Per chi con il cinema ha un rapporto come il mio, Christopher Nolan è un primo amore, con la differenza che il primo amore non si scorda mentre Nolan sì.

Questo non toglie che l’enfant prodige americano – o meglio, inglese naturalizzato americano, come vi dice Wikipedia affianco alla proverbiale foto del sito che non rende mai giustizia a nessuno – sia un genio in quello che fa: blockbuster complessi e mai banali, costruzioni narrative audaci e cast formidabili, ma quasi sempre blockbuster: film visibilmente pensati e composti per una fruizione il più vasta possibile.

Quando è uscito Memento, nel 2000, Nolan aveva trent’anni ed era al suo secondo lungometraggio e primo vero e proprio successo internazionale. Il copione di Inception allora era già nel suo cassetto dei sogni, ma solo dieci anni dopo il film è stato realizzato: nel mentre, le pellicole cupe di Insomnia, The prestige e i film della trilogia di Batman. Tutti film con una densa spettacolarità, costruiti perfettamente sulla carta prima di essere girati: la punta di diamante dell’incontro fra marketing e arte.

Denso, sofisticato, costruito su più livelli che si intrecciano, scontrano e risolvono, elaborato sui concetti di spazio e tempo, Inception è sotto questo punto di vista un’evoluzione di quella che è la struttura labirintica di Memento. Il soggetto non è del tutto nuovo; già altri autori prima (David Lynch, un nome per tutti) hanno provato ad addentrarsi nella mente umana e a darne la propria resa estetica e concettuale. I risultati, come si può vedere, sono totalmente diversi, e ciò che di Nolan colpisce è la capacità, anche di fronte ad una tematica così oscura, di mantenere una certa sistematicità e rendere la sua pellicola un grande meccanismo efficace e complesso fino ad arrivare ad un paradossale action movie, con immancabili americanate come scene tremendamente lunghe di spari e macchine che esplodono.

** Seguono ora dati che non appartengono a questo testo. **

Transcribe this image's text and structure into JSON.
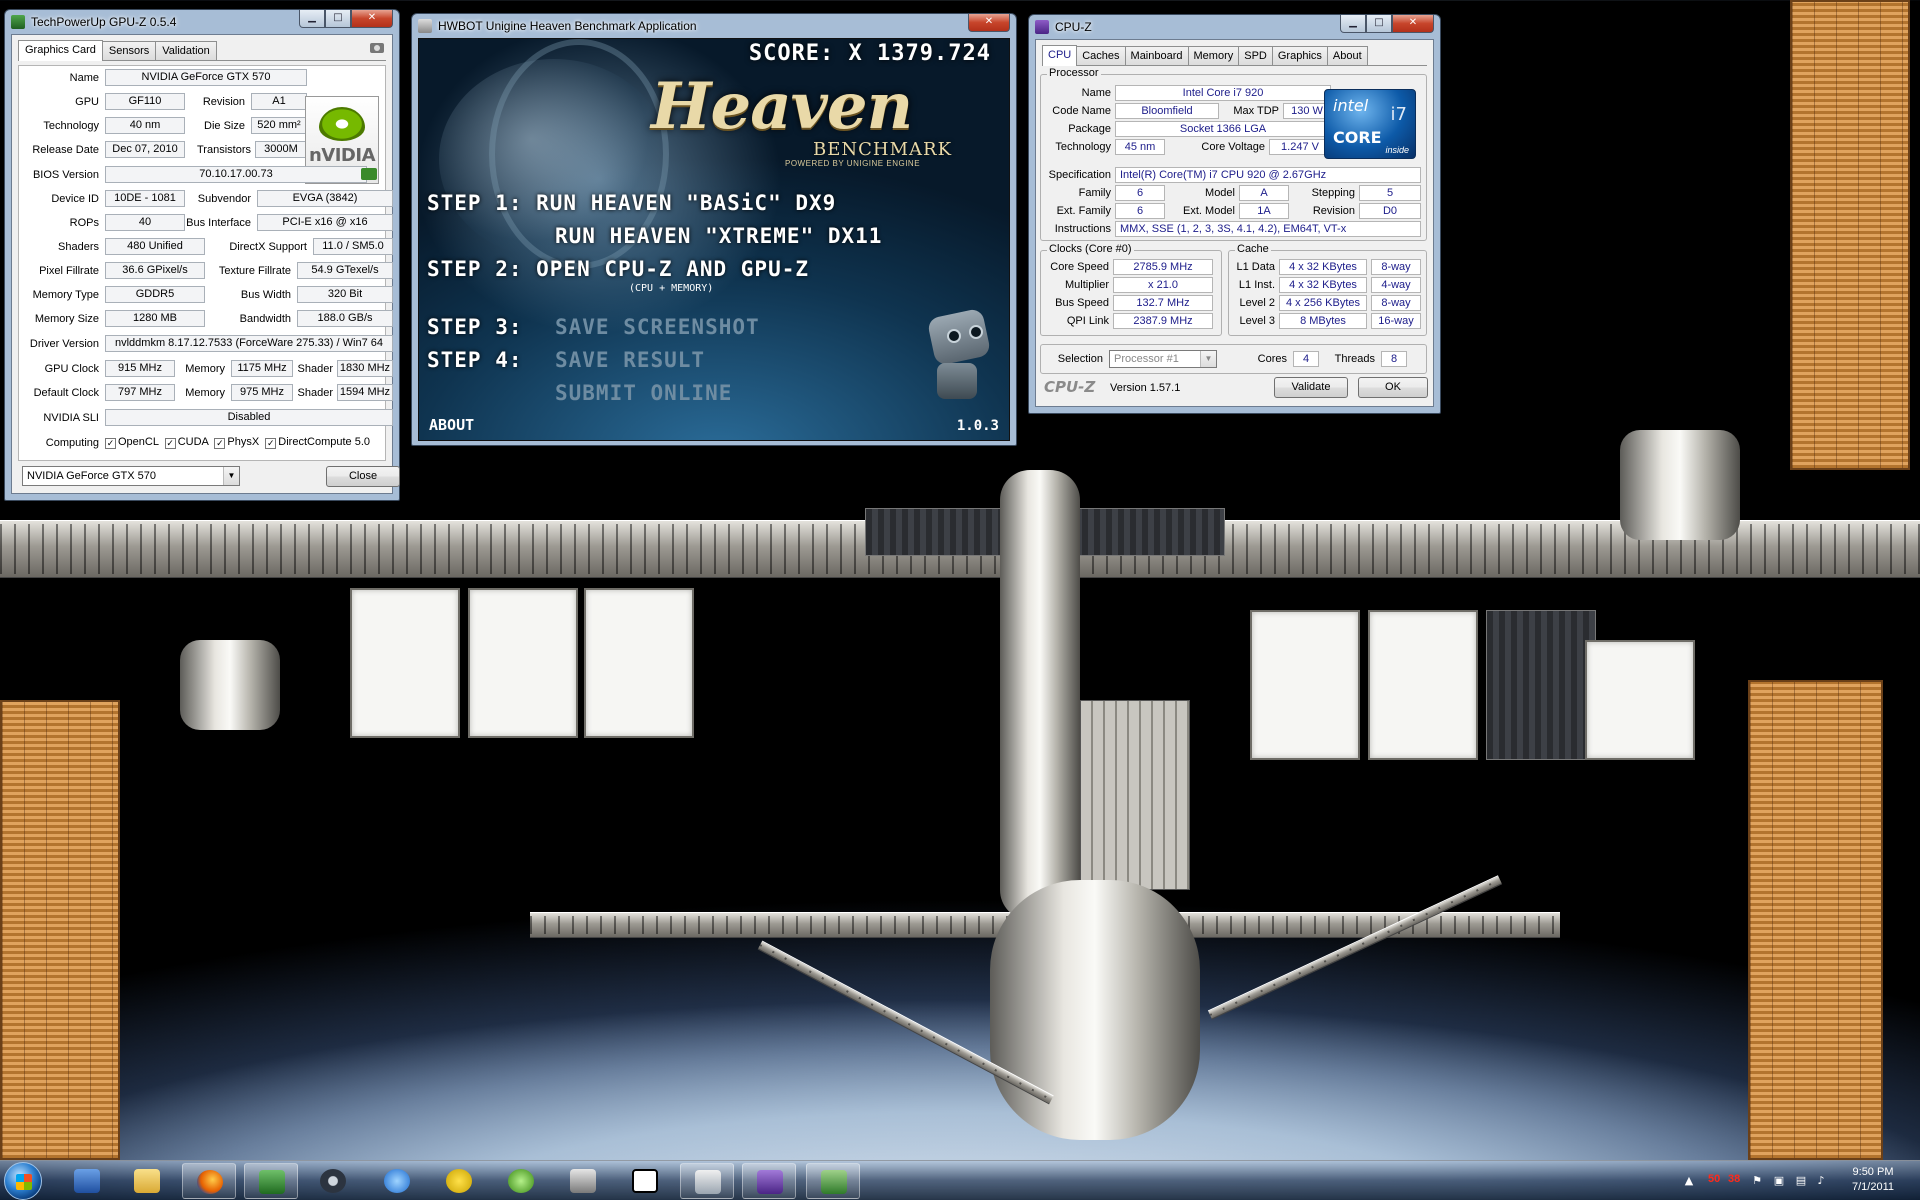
{
  "gpuz": {
    "title": "TechPowerUp GPU-Z 0.5.4",
    "tabs": [
      "Graphics Card",
      "Sensors",
      "Validation"
    ],
    "fields": {
      "name_label": "Name",
      "name": "NVIDIA GeForce GTX 570",
      "gpu_label": "GPU",
      "gpu": "GF110",
      "revision_label": "Revision",
      "revision": "A1",
      "technology_label": "Technology",
      "technology": "40 nm",
      "die_size_label": "Die Size",
      "die_size": "520 mm²",
      "release_date_label": "Release Date",
      "release_date": "Dec 07, 2010",
      "transistors_label": "Transistors",
      "transistors": "3000M",
      "bios_label": "BIOS Version",
      "bios": "70.10.17.00.73",
      "device_id_label": "Device ID",
      "device_id": "10DE - 1081",
      "subvendor_label": "Subvendor",
      "subvendor": "EVGA (3842)",
      "rops_label": "ROPs",
      "rops": "40",
      "bus_interface_label": "Bus Interface",
      "bus_interface": "PCI-E x16 @ x16",
      "shaders_label": "Shaders",
      "shaders": "480 Unified",
      "directx_label": "DirectX Support",
      "directx": "11.0 / SM5.0",
      "pixel_fillrate_label": "Pixel Fillrate",
      "pixel_fillrate": "36.6 GPixel/s",
      "texture_fillrate_label": "Texture Fillrate",
      "texture_fillrate": "54.9 GTexel/s",
      "memory_type_label": "Memory Type",
      "memory_type": "GDDR5",
      "bus_width_label": "Bus Width",
      "bus_width": "320 Bit",
      "memory_size_label": "Memory Size",
      "memory_size": "1280 MB",
      "bandwidth_label": "Bandwidth",
      "bandwidth": "188.0 GB/s",
      "driver_label": "Driver Version",
      "driver": "nvlddmkm 8.17.12.7533 (ForceWare 275.33) / Win7 64",
      "gpu_clock_label": "GPU Clock",
      "gpu_clock": "915 MHz",
      "memory_label": "Memory",
      "gpu_clock_memory": "1175 MHz",
      "shader_label": "Shader",
      "gpu_clock_shader": "1830 MHz",
      "default_clock_label": "Default Clock",
      "default_clock": "797 MHz",
      "default_memory": "975 MHz",
      "default_shader": "1594 MHz",
      "sli_label": "NVIDIA SLI",
      "sli": "Disabled",
      "computing_label": "Computing",
      "opencl": "OpenCL",
      "cuda": "CUDA",
      "physx": "PhysX",
      "directcompute": "DirectCompute 5.0"
    },
    "logo_text": "nVIDIA",
    "selected_card": "NVIDIA GeForce GTX 570",
    "close_label": "Close"
  },
  "heaven": {
    "title": "HWBOT Unigine Heaven Benchmark Application",
    "score": "SCORE: X 1379.724",
    "logo": "Heaven",
    "logo_sub": "BENCHMARK",
    "powered": "POWERED BY UNIGINE ENGINE",
    "step1": "STEP 1:  RUN HEAVEN \"BASiC\" DX9",
    "step1b": "RUN HEAVEN \"XTREME\" DX11",
    "step2": "STEP 2: OPEN CPU-Z  AND  GPU-Z",
    "step2_note": "(CPU + MEMORY)",
    "step3_prefix": "STEP 3:",
    "step3_action": "SAVE SCREENSHOT",
    "step4_prefix": "STEP 4:",
    "step4_action": "SAVE RESULT",
    "step4b": "SUBMIT ONLINE",
    "about": "ABOUT",
    "version": "1.0.3"
  },
  "cpuz": {
    "title": "CPU-Z",
    "tabs": [
      "CPU",
      "Caches",
      "Mainboard",
      "Memory",
      "SPD",
      "Graphics",
      "About"
    ],
    "processor_group": "Processor",
    "name_label": "Name",
    "name": "Intel Core i7 920",
    "code_name_label": "Code Name",
    "code_name": "Bloomfield",
    "max_tdp_label": "Max TDP",
    "max_tdp": "130 W",
    "package_label": "Package",
    "package": "Socket 1366 LGA",
    "technology_label": "Technology",
    "technology": "45 nm",
    "core_voltage_label": "Core Voltage",
    "core_voltage": "1.247 V",
    "specification_label": "Specification",
    "specification": "Intel(R) Core(TM) i7 CPU       920  @ 2.67GHz",
    "family_label": "Family",
    "family": "6",
    "model_label": "Model",
    "model": "A",
    "stepping_label": "Stepping",
    "stepping": "5",
    "ext_family_label": "Ext. Family",
    "ext_family": "6",
    "ext_model_label": "Ext. Model",
    "ext_model": "1A",
    "revision_label": "Revision",
    "revision": "D0",
    "instructions_label": "Instructions",
    "instructions": "MMX, SSE (1, 2, 3, 3S, 4.1, 4.2), EM64T, VT-x",
    "logo_intel": "intel",
    "logo_i7": "i7",
    "logo_core": "CORE",
    "logo_inside": "inside",
    "clocks_group": "Clocks (Core #0)",
    "core_speed_label": "Core Speed",
    "core_speed": "2785.9 MHz",
    "multiplier_label": "Multiplier",
    "multiplier": "x 21.0",
    "bus_speed_label": "Bus Speed",
    "bus_speed": "132.7 MHz",
    "qpi_label": "QPI Link",
    "qpi": "2387.9 MHz",
    "cache_group": "Cache",
    "l1d_label": "L1 Data",
    "l1d": "4 x 32 KBytes",
    "l1d_way": "8-way",
    "l1i_label": "L1 Inst.",
    "l1i": "4 x 32 KBytes",
    "l1i_way": "4-way",
    "l2_label": "Level 2",
    "l2": "4 x 256 KBytes",
    "l2_way": "8-way",
    "l3_label": "Level 3",
    "l3": "8 MBytes",
    "l3_way": "16-way",
    "selection_label": "Selection",
    "selection": "Processor #1",
    "cores_label": "Cores",
    "cores": "4",
    "threads_label": "Threads",
    "threads": "8",
    "brand": "CPU-Z",
    "version": "Version 1.57.1",
    "validate_label": "Validate",
    "ok_label": "OK"
  },
  "taskbar": {
    "apps": [
      "word-icon",
      "explorer-icon",
      "firefox-icon",
      "gpuz-icon",
      "steam-icon",
      "itunes-icon",
      "norton-icon",
      "xbox-icon",
      "game-icon",
      "7zip-icon",
      "app-icon",
      "cpuz-icon",
      "heaven-icon"
    ],
    "temp1": "50",
    "temp2": "38",
    "time": "9:50 PM",
    "date": "7/1/2011"
  },
  "colors": {
    "window_frame": "#a7bdd6",
    "value_text": "#1c1c8a",
    "heaven_title_gold": "#e9d9a8",
    "nvidia_green": "#76b900"
  }
}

Il finale è anch’esso costruito su misura per il pubblico: un classico utilizzo del colpo di scena, lo svelamento di un elemento chiave che sovverte la percezione di noi spettatori della vicenda fino ad allora, lasciandoci con una riflessione preconfezionata da portarci a casa.

Scadere nel kitsch in operazioni come questa è molto facile e qui si vede la capacità registica del nostro giovane londinese: sorvolando su dettagli come l’ascensore che porta ai vari livelli di sogno, il film mantiene una sua dignità intellettuale fra i blockbuster.

D’altronde, Christopher Nolan nella sua arte, spesso, non è un regista interessato ad un’analisi della profondità ma ad una descrizione intrigante della superficie.